中村:われわれとしては、センシングから見たソリューションとしてIoTのことをIoS(センシングソリューションのインターネット)と呼んでいます。いままではハードウェア単体よりもセンサが使われているソリューションを見据えて、われわれがどこでどう売れば世の中の役に立つかを考えていました。たとえば、まず事故を減らすといった意識改革などです。ハードウェアだけで事故が減らせるわけではなく、人間の気付きなどが入って初めてトータル的に成されるものです。すなわち、人間の意識をどう変えるかが原点だと思い、そういったことに役立つものをこれからも開発していきたいと思っています。開発は結構苦労しており、今後はリアルタイムOSを載せるかという議論していますが、やはり載せて行かないと開発効率が悪いのも事実です。

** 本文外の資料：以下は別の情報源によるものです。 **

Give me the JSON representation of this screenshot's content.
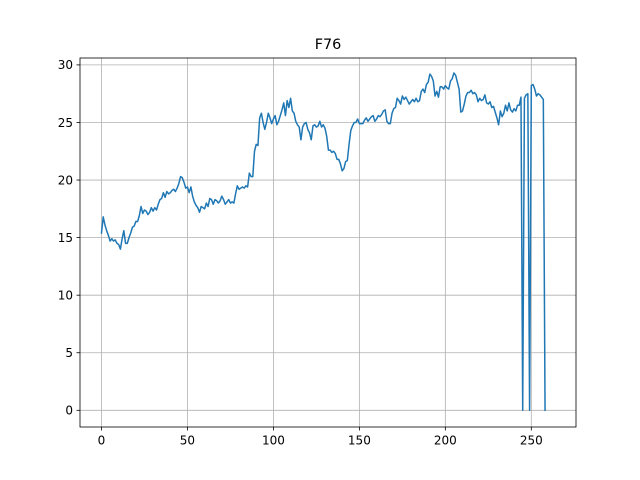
{
  "chart_data": {
    "type": "line",
    "title": "F76",
    "xlabel": "",
    "ylabel": "",
    "xlim": [
      -12.5,
      276
    ],
    "ylim": [
      -1.45,
      30.6
    ],
    "xticks": [
      0,
      50,
      100,
      150,
      200,
      250
    ],
    "yticks": [
      0,
      5,
      10,
      15,
      20,
      25,
      30
    ],
    "grid": true,
    "line_color": "#1f77b4",
    "series": [
      {
        "values": [
          15.4,
          16.8,
          16.1,
          15.6,
          15.2,
          14.7,
          14.9,
          14.7,
          14.8,
          14.5,
          14.4,
          14.0,
          14.9,
          15.6,
          14.5,
          14.5,
          15.0,
          15.4,
          15.9,
          16.0,
          16.4,
          16.4,
          16.9,
          17.7,
          17.1,
          17.4,
          17.3,
          17.0,
          17.2,
          17.6,
          17.3,
          17.6,
          17.4,
          17.9,
          18.3,
          18.4,
          18.9,
          18.5,
          19.0,
          18.8,
          18.9,
          19.1,
          19.2,
          19.0,
          19.3,
          19.7,
          20.3,
          20.2,
          19.8,
          19.3,
          19.4,
          18.9,
          19.4,
          18.6,
          18.1,
          17.8,
          17.6,
          17.2,
          17.7,
          17.6,
          17.5,
          18.0,
          17.7,
          18.4,
          18.3,
          17.9,
          18.3,
          18.2,
          18.0,
          18.2,
          18.6,
          18.3,
          17.9,
          18.1,
          18.3,
          18.0,
          18.1,
          18.0,
          18.8,
          19.5,
          19.2,
          19.3,
          19.4,
          19.3,
          19.5,
          19.4,
          20.6,
          20.3,
          20.3,
          22.5,
          23.1,
          23.0,
          25.4,
          25.8,
          25.0,
          24.4,
          25.0,
          25.8,
          25.4,
          24.9,
          25.3,
          25.6,
          24.8,
          25.1,
          25.6,
          26.1,
          26.7,
          25.6,
          26.9,
          26.3,
          27.1,
          26.0,
          25.8,
          25.1,
          24.8,
          24.6,
          23.5,
          24.6,
          24.9,
          25.0,
          24.4,
          24.1,
          23.5,
          24.7,
          24.8,
          24.6,
          24.7,
          25.1,
          24.6,
          24.8,
          24.5,
          23.8,
          22.6,
          22.6,
          22.4,
          22.5,
          22.3,
          21.8,
          21.8,
          21.4,
          20.8,
          21.0,
          21.6,
          21.7,
          23.1,
          24.3,
          24.7,
          25.0,
          25.0,
          25.3,
          24.9,
          24.9,
          24.9,
          25.2,
          25.4,
          25.1,
          25.3,
          25.5,
          25.6,
          25.1,
          25.3,
          25.6,
          25.5,
          25.7,
          26.0,
          26.1,
          25.1,
          24.9,
          24.9,
          25.8,
          26.2,
          26.3,
          27.1,
          26.9,
          26.6,
          27.3,
          27.0,
          27.2,
          26.9,
          26.6,
          26.8,
          27.0,
          26.8,
          27.1,
          26.8,
          26.9,
          27.7,
          27.9,
          27.6,
          28.3,
          28.5,
          29.2,
          29.0,
          28.6,
          27.3,
          27.7,
          27.2,
          28.1,
          28.1,
          27.9,
          28.2,
          28.0,
          27.9,
          28.6,
          28.8,
          29.3,
          29.1,
          28.5,
          27.9,
          25.9,
          26.0,
          26.6,
          27.3,
          27.6,
          27.6,
          27.8,
          27.5,
          27.6,
          27.4,
          26.8,
          27.1,
          26.9,
          27.0,
          27.4,
          26.7,
          26.6,
          26.8,
          26.3,
          26.4,
          25.9,
          25.4,
          24.8,
          26.0,
          25.5,
          25.8,
          26.5,
          26.0,
          26.7,
          26.1,
          25.9,
          26.2,
          26.0,
          26.5,
          26.5,
          27.2,
          0.0,
          27.1,
          27.4,
          27.5,
          0.0,
          28.2,
          28.3,
          27.9,
          27.3,
          27.5,
          27.4,
          27.2,
          27.0,
          0.0
        ]
      }
    ]
  }
}
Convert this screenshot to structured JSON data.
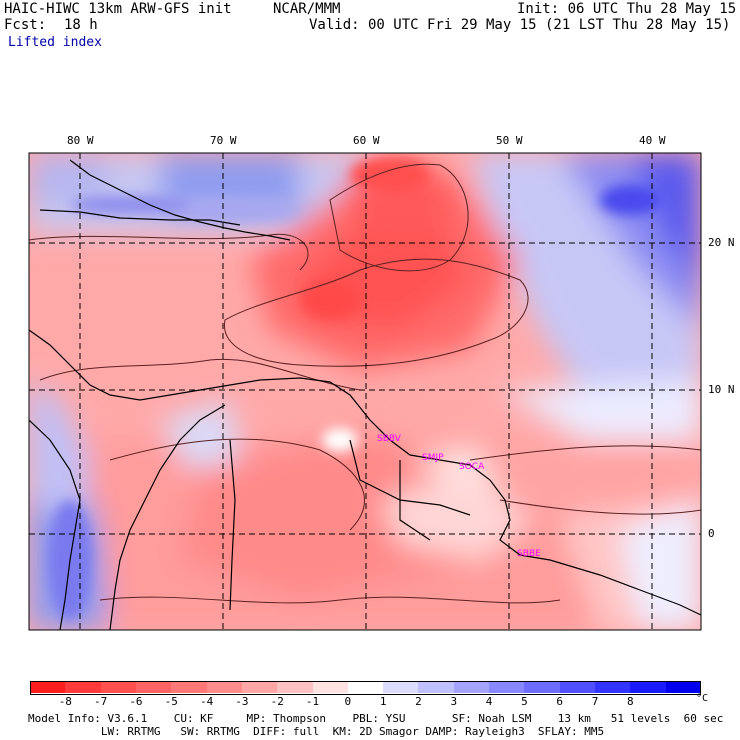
{
  "header": {
    "title_left": "HAIC-HIWC 13km ARW-GFS init",
    "org": "NCAR/MMM",
    "init": "Init: 06 UTC Thu 28 May 15",
    "fcst_label": "Fcst:",
    "fcst_value": "18 h",
    "valid": "Valid: 00 UTC Fri 29 May 15 (21 LST Thu 28 May 15)",
    "field": "Lifted index"
  },
  "map": {
    "lon_labels": [
      "80 W",
      "70 W",
      "60 W",
      "50 W",
      "40 W"
    ],
    "lat_labels": [
      "20 N",
      "10 N",
      "0"
    ],
    "stations": [
      "SBBV",
      "SMJP",
      "SOCA",
      "SBBE"
    ],
    "station_color": "#ff00ff"
  },
  "colorbar": {
    "unit": "°C",
    "ticks": [
      "-8",
      "-7",
      "-6",
      "-5",
      "-4",
      "-3",
      "-2",
      "-1",
      "0",
      "1",
      "2",
      "3",
      "4",
      "5",
      "6",
      "7",
      "8"
    ],
    "colors": [
      "#ff1e1e",
      "#ff3a3a",
      "#ff5050",
      "#ff6464",
      "#ff7878",
      "#ff8c8c",
      "#ffa6a6",
      "#ffc2c2",
      "#ffe2e2",
      "#ffffff",
      "#dcdcff",
      "#c0c0ff",
      "#a4a4ff",
      "#8888ff",
      "#6c6cff",
      "#5050ff",
      "#3434ff",
      "#1a1aff",
      "#0000ee"
    ]
  },
  "footer": {
    "line1": "Model Info: V3.6.1    CU: KF     MP: Thompson    PBL: YSU       SF: Noah LSM    13 km   51 levels  60 sec",
    "line2": "           LW: RRTMG   SW: RRTMG  DIFF: full  KM: 2D Smagor DAMP: Rayleigh3  SFLAY: MM5"
  }
}
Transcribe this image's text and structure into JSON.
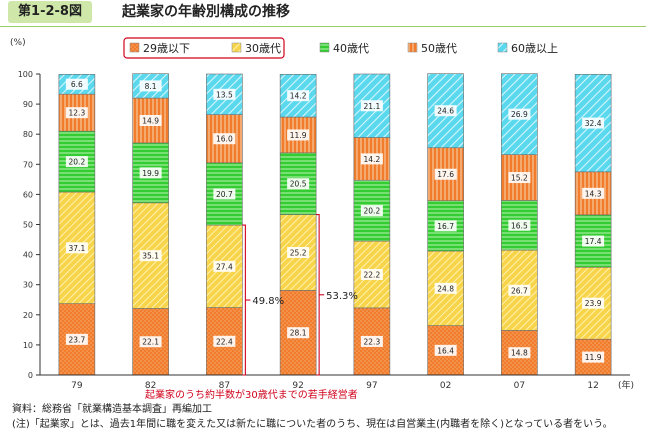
{
  "header": {
    "figure_number": "第1-2-8図",
    "title": "起業家の年齢別構成の推移"
  },
  "chart_data": {
    "type": "bar",
    "stacked": true,
    "ylabel": "(%)",
    "xlabel_unit": "(年)",
    "ylim": [
      0,
      100
    ],
    "yticks": [
      0,
      10,
      20,
      30,
      40,
      50,
      60,
      70,
      80,
      90,
      100
    ],
    "categories": [
      "79",
      "82",
      "87",
      "92",
      "97",
      "02",
      "07",
      "12"
    ],
    "series": [
      {
        "name": "29歳以下",
        "color": "#f07c2c",
        "pattern": "dots",
        "values": [
          23.7,
          22.1,
          22.4,
          28.1,
          22.3,
          16.4,
          14.8,
          11.9
        ]
      },
      {
        "name": "30歳代",
        "color": "#f7d44a",
        "pattern": "diagonal",
        "values": [
          37.1,
          35.1,
          27.4,
          25.2,
          22.2,
          24.8,
          26.7,
          23.9
        ]
      },
      {
        "name": "40歳代",
        "color": "#33cc33",
        "pattern": "horizontal",
        "values": [
          20.2,
          19.9,
          20.7,
          20.5,
          20.2,
          16.7,
          16.5,
          17.4
        ]
      },
      {
        "name": "50歳代",
        "color": "#f07c2c",
        "pattern": "vertical",
        "values": [
          12.3,
          14.9,
          16.0,
          11.9,
          14.2,
          17.6,
          15.2,
          14.3
        ]
      },
      {
        "name": "60歳以上",
        "color": "#5ad8ee",
        "pattern": "diagonal-light",
        "values": [
          6.6,
          8.1,
          13.5,
          14.2,
          21.1,
          24.6,
          26.9,
          32.4
        ]
      }
    ],
    "annotations": [
      {
        "category": "87",
        "text": "49.8%"
      },
      {
        "category": "92",
        "text": "53.3%"
      }
    ],
    "annotation_caption": "起業家のうち約半数が30歳代までの若手経営者",
    "legend_position": "top",
    "grid": false
  },
  "notes": {
    "source": "資料：総務省「就業構造基本調査」再編加工",
    "note": "(注)「起業家」とは、過去1年間に職を変えた又は新たに職についた者のうち、現在は自営業主(内職者を除く)となっている者をいう。"
  }
}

深田:最新製品のGiant Geckoはフラッシュメモリ2Mバイトを搭載し、豊富なインタフェースを取り揃えています(図2)。また、昨年買収したMicrium社のリアルタイムOSであるMicrium OSを標準搭載していきます。このOSによって無線モジュールでも時分割でマルチプロトコルを実現できるようになります。たとえば、ZigBeeとサブギガ、ZigBeeとBluetoothなど、そのプラットフォームとしてMicrium OSは中心的な役割を果たすことになります。これまで有償のリアルタイムOSとしてMicrium OSはワールドワイドで高いシェアを持っていますが、今後はシリコンラボのマイコンを使う場合、無償でお使いいただけるようになりました。このようにデバイスだけでなく、OSやツールといったトータルソリューションでお客様の要求にお応えしていきます。
――本日はありがとうございました。
APS EYE’S
圧倒的な低消費電力性能を誇るGeckoシリーズがもたらす恩恵と高いセンシング技術に裏付けされたセーフメータ。加速と制動を数値化することで、ゲーム性を持たせ、安全運転への課題に取り組むアイデアが面白い。シンプルなUIに仕立てたのは、高度な技術と経験の表れなのだろう。